Last but least, ook horecaprijzen stijgen. Of je nu een pint drinkt op café, een weekendje weg plant of uit eten gaat, je betaalt gemiddeld 4,1 procent meer dan vorig jaar. Vooral hotels spannen de kroon, met een prijsstijging van 5,5 procent.
Zijn er dan écht geen lichtpuntjes?
Jawel, maar ze zijn even zeldzaam als een witte merel. Er is een verrassende categorie van producten die dit jaar goedkoper zijn geworden: elektronica. Diepvriezers en koelkasten, bijvoorbeeld, kosten gemiddeld 13,3 procent minder dan een jaar geleden. Wasmachines, droogkasten en vaatwassers: 12,7 procent minder. Keukenfornuizen en ovens zijn 10,2 procent gedaald. En het feestje is nog niet afgelopen. Videoapparatuur deed het nog beter: een daling van maar liefst 16,5 procent. Helaas, maar je kan geen confituur smeren op een flatscreen.
Wat brengt 2025?
De voorspellingen wijzen voorlopig op stabilisatie. Verwacht geen spectaculaire dalingen, maar ook geen enorme pieken.
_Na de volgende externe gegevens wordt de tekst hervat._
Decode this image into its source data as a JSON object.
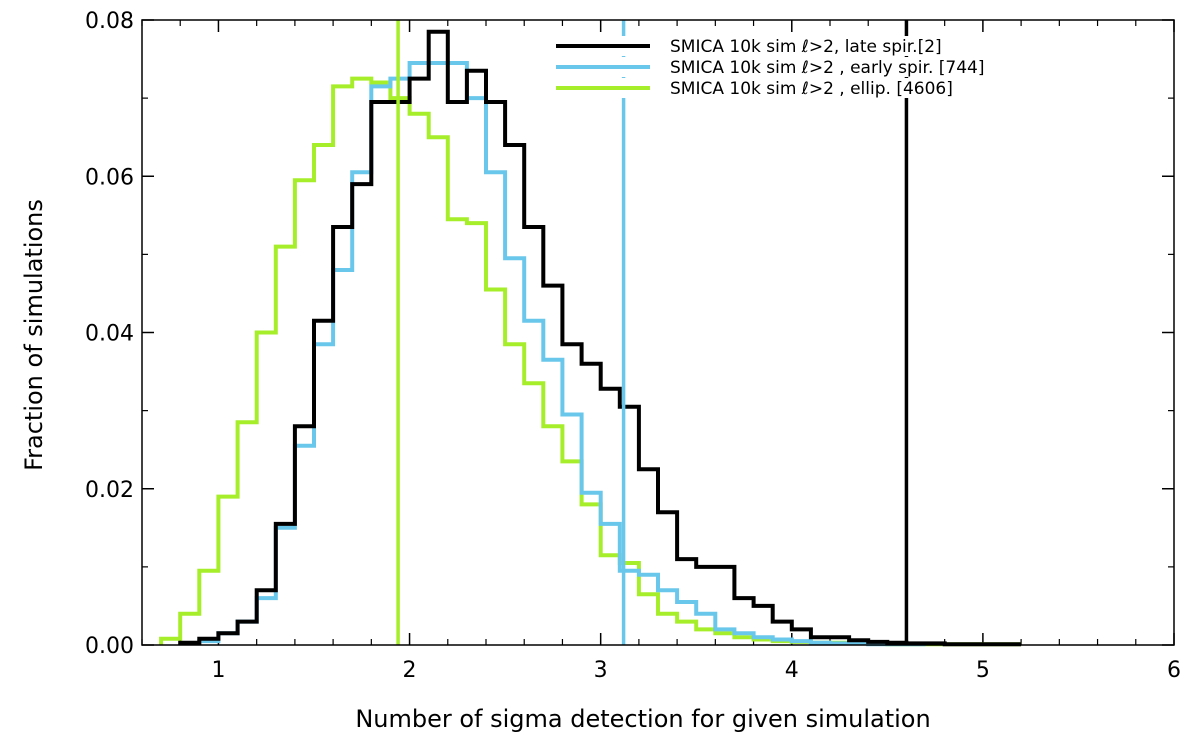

De inflatie zou volgens economen uiteindelijk rond de 2 procent blijven hangen, precies het niveau waar de ECB op aast. Maar meer dan een voorspelling is het niet. Niemand weet wat er op ons afkomt aan geopolitieke conflicten, klimaatproblemen of andere onverwachte gebeurtenissen.
Lonen stijgen fors: wie krijgt wat, en wanneer?
Honderdduizenden werknemers zien op hun loonbrief de magische woorden "paritair comité 200" staan, en voor hen is er goed nieuws: hun brutoloon stijgt met 3,6 procent – of om precies te zijn, 3,58 procent. Ook bedienden en arbeiders in sectoren zoals de voedingsnijverheid, land- en tuinbouw, logistiek en horeca krijgen in januari een stevige indexatie van hun loon. Hoewel de berekeningsformule in deze sectoren licht verschilt, mogen zij eveneens rekenen op een loonstijging van 3,6 procent.
Privésector: een ander ritme van indexeren
Niet elke sector volgt echter dezelfde kalender of systematiek. In de meeste andere privé-sectoren worden lonen meermaals per jaar aangepast en/of op andere momenten dan 1 januari. Een overzicht:
Bouw en houtbewerking: Hier is de indexatie in kleinere stappen verdeeld over het jaar. Werknemers krijgen op 1 januari ongeveer 0,6 procent erbij, gevolgd door nog eens 0,5 procent op 1 april, 0,6 procent op 1 juli en opnieuw 0,5 procent op 1 oktober. Kwestie van het eenvoudig en overzichtelijk te houden, toch?
Papier- en kartonbewerking: In deze sector gebeurt de loonaanpassing tweemaal per jaar. Werknemers zien hun loon op 1 januari met 1,1 procent stijgen en krijgen op 1 juli nogmaals 1,1 procent erbij.
Kleding en confectie: Ook hier is er tweemaal per jaar een aanpassing. Op 1 april stijgt het loon met ongeveer 1,1 procent, gevolgd door een tweede stijging van 0,8 procent op 1 oktober.
Garagesector: Werknemers in garages krijgen slechts één indexatie per jaar, en dat op 1 februari. Dit jaar mogen zij rekenen op een stijging van 3,3 procent.
Banksector: Hier speelt het bekende Belgische kluwen. Werknemers in paritair comité 310 (de meeste banken) zien hun lonen om de twee maanden in kleine stapjes geïndexeerd worden. Wie onder paritair comité 341 valt, krijgt slechts één jaarlijkse aanpassing, maar die bedraagt in januari 3,5 procent.
Hoe Belgisch kan het zijn
Dit versnipperde indexatiesysteem is tekenend voor België, waar elke sector zijn eigen ritme en formule heeft. Hoewel de algemene stijgingen een broodnodige compensatie bieden voor de aanhoudende inflatie, zorgt de verscheidenheid aan systemen onnodig voor verwarring. Hoe dan ook, of je nu in de horeca, bouw, logistiek of banksector werkt, in 2024 mag je op z’n minst een klein financieel duwtje in de rug verwachten.
Hoe nu verder?
Toch blijft inflatie een probleem waar we voorlopig niet omheen kunnen. De energieleverancier, de supermarkt of het café, 2024 heeft ons allemaal wat armer gemaakt. De portemonnee van de Belg blijft een financiële achtbaan. Niet alleen de kalkoen heeft plek aan de kersttafel, ook de inflatie zal erbij zijn. En ze eet – net zoals jij – gulzig mee.